Two developments have already seen good take-up. Alexis near Queenstown MRT was launched last Thursday and within three days, sold all of its 293 units at an average price of $850 to $1,150 psf. Over in Jurong West, the Caspian condominium has sold 470 out of 712 units at an average of $600 psf.
This means that the sales volume for this month is likely to reach 1,000 units if developers continue to offer the “right product at the right price”, said Colliers International’s research and advisory director, Tay Huey Ying. That would be “a level not seen since August 2007 when developers sold some 1,723 new units”, she said.
“More developers may be encouraged to ride on this buying wave and launch their projects in the second half of the month,”Ms Tay added.
Pricing, however, will be an influential factor. Jones Lang LaSalle’s research head in South-east Asia, Dr Chua Yang Liang, said projects that enjoyed stronger demand in January could have been given a boost by the easing of median prices.

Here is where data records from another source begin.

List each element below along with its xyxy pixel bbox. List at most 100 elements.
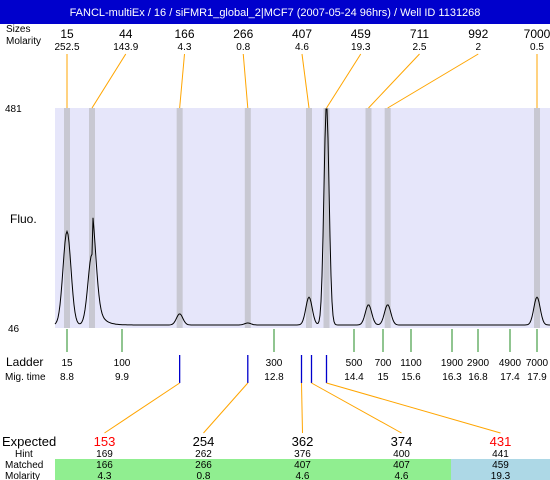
ladder-label: Ladder — [6, 355, 43, 369]
hint-value: 262 — [195, 449, 212, 460]
matched-cell — [253, 459, 352, 480]
peak-molarity-label: 4.3 — [178, 42, 192, 53]
peak-connector — [326, 53, 362, 109]
ladder-time: 16.3 — [442, 372, 462, 383]
ladder-time: 15.6 — [401, 372, 421, 383]
ladder-row: 15 8.8 100 9.9 300 12.8 500 14.4 700 15 1100 15.6 19… — [60, 329, 549, 383]
y-tick-min: 46 — [8, 324, 20, 335]
expected-value: 362 — [292, 434, 314, 449]
matched-value: 166 — [96, 460, 113, 471]
peak-band — [176, 108, 183, 328]
peak-connector — [179, 53, 185, 109]
ladder-size: 100 — [114, 358, 131, 369]
matched-cell — [154, 459, 253, 480]
chart-title: FANCL-multiEx / 16 / siFMR1_global_2|MCF… — [70, 7, 481, 19]
molarity-value: 19.3 — [491, 471, 511, 480]
ladder-time: 9.9 — [115, 372, 129, 383]
matched-value: 266 — [195, 460, 212, 471]
matched-label: Matched — [5, 460, 43, 471]
peak-molarity-label: 0.5 — [530, 42, 544, 53]
ladder-size: 300 — [266, 358, 283, 369]
y-tick-max: 481 — [5, 104, 22, 115]
ladder-size: 2900 — [467, 358, 490, 369]
ladder-time: 15 — [377, 372, 389, 383]
peak-connector — [368, 53, 420, 109]
molarity-value: 4.6 — [296, 471, 310, 480]
ladder-time: 16.8 — [468, 372, 488, 383]
peak-band — [384, 108, 391, 328]
peak-bands — [64, 108, 540, 328]
molarity-top-label: Molarity — [6, 36, 41, 47]
ladder-time: 8.8 — [60, 372, 74, 383]
peak-molarity-label: 4.6 — [295, 42, 309, 53]
peak-band — [64, 108, 70, 328]
expected-connector — [301, 382, 303, 434]
peak-band — [89, 108, 95, 328]
title-bar — [0, 0, 550, 24]
peak-connector — [242, 53, 249, 109]
expected-value: 431 — [490, 434, 512, 449]
molarity-value: 0.8 — [197, 471, 211, 480]
expected-connector — [104, 382, 180, 434]
peak-size-label: 266 — [233, 27, 253, 41]
ladder-size: 1900 — [441, 358, 464, 369]
hint-value: 400 — [393, 449, 410, 460]
peak-size-label: 15 — [60, 27, 74, 41]
fluorescence-trace — [54, 108, 550, 326]
peak-size-label: 44 — [119, 27, 133, 41]
plot-area — [55, 108, 550, 328]
ladder-size: 4900 — [499, 358, 522, 369]
expected-value: 153 — [94, 434, 116, 449]
ladder-size: 1100 — [400, 358, 422, 369]
hint-value: 441 — [492, 449, 509, 460]
matched-value: 407 — [294, 460, 311, 471]
hint-label: Hint — [15, 449, 33, 460]
peak-molarity-label: 2.5 — [413, 42, 427, 53]
ladder-size: 7000 — [526, 358, 549, 369]
expected-label: Expected — [2, 434, 56, 449]
peak-size-label: 459 — [351, 27, 371, 41]
y-axis-label: Fluo. — [10, 212, 37, 226]
molarity-value: 4.3 — [98, 471, 112, 480]
peak-molarity-label: 2 — [475, 42, 481, 53]
hint-value: 376 — [294, 449, 311, 460]
mig-time-label: Mig. time — [5, 372, 46, 383]
peak-size-label: 7000 — [524, 27, 550, 41]
matched-cell — [55, 459, 154, 480]
ladder-time: 17.9 — [527, 372, 547, 383]
sizes-label: Sizes — [6, 24, 30, 35]
expected-value: 254 — [193, 434, 215, 449]
expected-connector — [326, 382, 501, 434]
matched-cell — [451, 459, 550, 480]
peak-molarity-label: 252.5 — [54, 42, 79, 53]
peak-molarity-label: 0.8 — [236, 42, 250, 53]
hint-value: 169 — [96, 449, 113, 460]
peak-band — [323, 108, 330, 328]
expected-value: 374 — [391, 434, 413, 449]
expected-connector — [311, 382, 402, 434]
ladder-size: 500 — [346, 358, 363, 369]
ladder-time: 12.8 — [264, 372, 284, 383]
peak-connector — [301, 53, 310, 109]
matched-value: 459 — [492, 460, 509, 471]
ladder-size: 700 — [375, 358, 392, 369]
peak-molarity-label: 143.9 — [113, 42, 138, 53]
expected-connectors — [104, 382, 501, 434]
expected-connector — [203, 382, 249, 434]
matched-cell — [352, 459, 451, 480]
ladder-time: 17.4 — [500, 372, 520, 383]
peak-size-label: 407 — [292, 27, 312, 41]
peak-size-label: 992 — [468, 27, 488, 41]
peak-band — [534, 108, 540, 328]
peak-size-label: 711 — [410, 27, 429, 41]
peak-molarity-label: 19.3 — [351, 42, 371, 53]
peak-size-label: 166 — [174, 27, 194, 41]
ladder-time: 14.4 — [344, 372, 364, 383]
peak-connector — [387, 53, 479, 109]
ladder-size: 15 — [61, 358, 73, 369]
matched-value: 407 — [393, 460, 410, 471]
peak-connector — [91, 53, 127, 109]
peak-band — [365, 108, 372, 328]
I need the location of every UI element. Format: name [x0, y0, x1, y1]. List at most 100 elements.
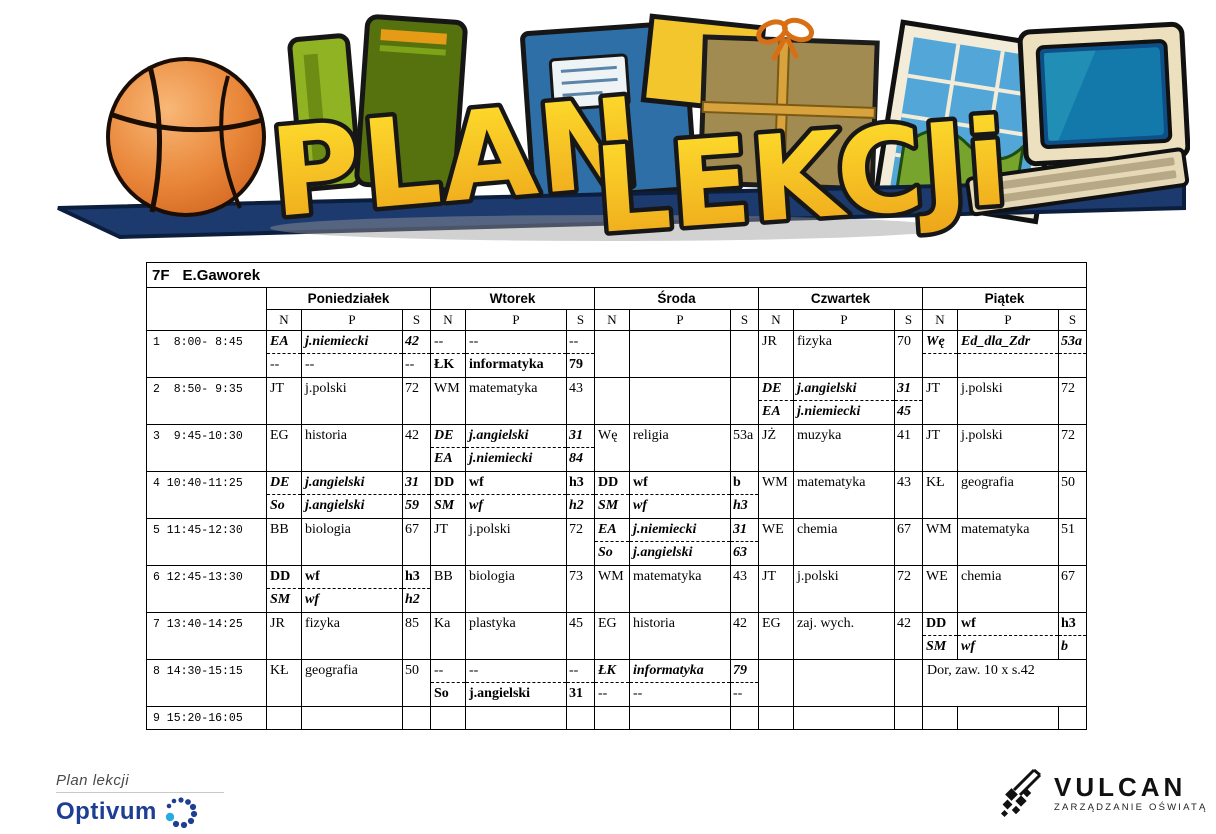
- day-header-4: Czwartek: [758, 287, 923, 310]
- lesson-cell: 31 45: [894, 377, 923, 425]
- lesson-cell: 70: [894, 330, 923, 378]
- lesson-cell: h3 h2: [566, 471, 595, 519]
- lesson-cell: 50: [402, 659, 431, 707]
- lesson-cell: ŁK --: [594, 659, 630, 707]
- subcol-header: P: [957, 309, 1059, 331]
- lesson-cell: fizyka: [793, 330, 895, 378]
- lesson-cell: 67: [894, 518, 923, 566]
- lesson-cell: [402, 706, 431, 730]
- subcol-header: N: [922, 309, 958, 331]
- subcol-header: N: [266, 309, 302, 331]
- lesson-cell: 31 63: [730, 518, 759, 566]
- lesson-cell: b h3: [730, 471, 759, 519]
- lesson-cell: biologia: [301, 518, 403, 566]
- lesson-time: 6 12:45-13:30: [146, 565, 267, 613]
- subcol-header: N: [430, 309, 466, 331]
- lesson-cell: 45: [566, 612, 595, 660]
- lesson-cell: EA So: [594, 518, 630, 566]
- lesson-cell: -- 31: [566, 659, 595, 707]
- lesson-cell: DD SM: [594, 471, 630, 519]
- class-label: 7F: [152, 266, 170, 284]
- lesson-cell: EG: [758, 612, 794, 660]
- lesson-cell: matematyka: [465, 377, 567, 425]
- lesson-cell: matematyka: [957, 518, 1059, 566]
- lesson-cell: [301, 706, 403, 730]
- lesson-cell: j.niemiecki --: [301, 330, 403, 378]
- optivum-logo: Plan lekcji Optivum: [56, 772, 224, 829]
- subcol-header: S: [1058, 309, 1087, 331]
- optivum-logo-text: Optivum: [56, 798, 157, 825]
- lesson-cell: [894, 659, 923, 707]
- lesson-cell: 41: [894, 424, 923, 472]
- lesson-cell: j.angielski j.angielski: [301, 471, 403, 519]
- lesson-cell: [894, 706, 923, 730]
- lesson-cell: 31 84: [566, 424, 595, 472]
- day-header-3: Środa: [594, 287, 759, 310]
- subcol-header: N: [594, 309, 630, 331]
- lesson-time: 1 8:00- 8:45: [146, 330, 267, 378]
- lesson-cell: KŁ: [922, 471, 958, 519]
- subcol-header: S: [730, 309, 759, 331]
- lesson-cell: JT: [266, 377, 302, 425]
- lesson-cell: plastyka: [465, 612, 567, 660]
- lesson-cell: 43: [894, 471, 923, 519]
- vulcan-logo-text: VULCAN: [1054, 771, 1187, 802]
- lesson-cell: Ka: [430, 612, 466, 660]
- lesson-cell: -- 79: [566, 330, 595, 378]
- banner-shelf: [57, 177, 1186, 240]
- lesson-cell: [730, 330, 759, 378]
- lesson-cell: 42: [894, 612, 923, 660]
- time-column-header: [146, 287, 267, 331]
- lesson-cell: [758, 706, 794, 730]
- lesson-cell: DD SM: [266, 565, 302, 613]
- lesson-cell: EG: [266, 424, 302, 472]
- lesson-time: 2 8:50- 9:35: [146, 377, 267, 425]
- lesson-cell: Wę: [594, 424, 630, 472]
- lesson-cell: JR: [758, 330, 794, 378]
- lesson-cell: -- ŁK: [430, 330, 466, 378]
- lesson-cell: 85: [402, 612, 431, 660]
- lesson-cell: 42: [730, 612, 759, 660]
- day-header-1: Poniedziałek: [266, 287, 431, 310]
- lesson-cell: DE So: [266, 471, 302, 519]
- subcol-header: S: [566, 309, 595, 331]
- lesson-cell: BB: [430, 565, 466, 613]
- lesson-cell: wf wf: [301, 565, 403, 613]
- lesson-cell: -- j.angielski: [465, 659, 567, 707]
- books-illustration: [287, 33, 362, 192]
- plan-title: 7F E.Gaworek: [146, 262, 1087, 288]
- lesson-cell: j.angielski j.niemiecki: [465, 424, 567, 472]
- lesson-cell: [730, 706, 759, 730]
- lesson-cell: [594, 330, 630, 378]
- lesson-cell: [465, 706, 567, 730]
- lesson-cell: chemia: [793, 518, 895, 566]
- lesson-cell: matematyka: [793, 471, 895, 519]
- lesson-cell: 73: [566, 565, 595, 613]
- subcol-header: P: [301, 309, 403, 331]
- lesson-cell: WM: [758, 471, 794, 519]
- subcol-header: P: [793, 309, 895, 331]
- lesson-cell: zaj. wych.: [793, 612, 895, 660]
- lesson-cell: geografia: [957, 471, 1059, 519]
- lesson-cell: 43: [566, 377, 595, 425]
- lesson-cell: 53a: [730, 424, 759, 472]
- plan-lekcji-banner: PLAN LEKCJi: [57, 13, 1190, 244]
- lesson-cell: [957, 706, 1059, 730]
- lesson-cell: JT: [430, 518, 466, 566]
- lesson-cell: 72: [1058, 377, 1087, 425]
- plan-lekcji-label: Plan lekcji: [56, 772, 130, 789]
- lesson-cell: [922, 706, 958, 730]
- note-cell: Dor, zaw. 10 x s.42: [922, 659, 1087, 707]
- banner-word-plan: PLAN: [265, 71, 648, 244]
- lesson-cell: DD SM: [430, 471, 466, 519]
- lesson-cell: -- informatyka: [465, 330, 567, 378]
- lesson-cell: 42 --: [402, 330, 431, 378]
- lesson-cell: [793, 659, 895, 707]
- lesson-cell: h3 b: [1058, 612, 1087, 660]
- subcol-header: N: [758, 309, 794, 331]
- lesson-cell: h3 h2: [402, 565, 431, 613]
- lesson-cell: [430, 706, 466, 730]
- lesson-cell: JŻ: [758, 424, 794, 472]
- subcol-header: P: [465, 309, 567, 331]
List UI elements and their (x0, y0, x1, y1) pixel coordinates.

For example, Aristo @ Amber in the Katong area sold at $990 psf last month - down 1.2 per cent from $1,002 in December. Nova 88's median pricing also softened 4.2 per cent from $988 to $947 psf. Both enjoyed good sales. At The Aristo @ Amber, all 10 units launched last month sold out and another four unsold units from previous months were also taken up, while Nova 88 in the Balestier area sold 16 units out of the 40 units launched.
“There is no doubt that there is an economic downturn but despite this, projects like Caspian and Alexis are faring well in the subdued market, showing that there is cash out there,” said Mr Donald Han, managing director of consultancy Cushman and Wakefield.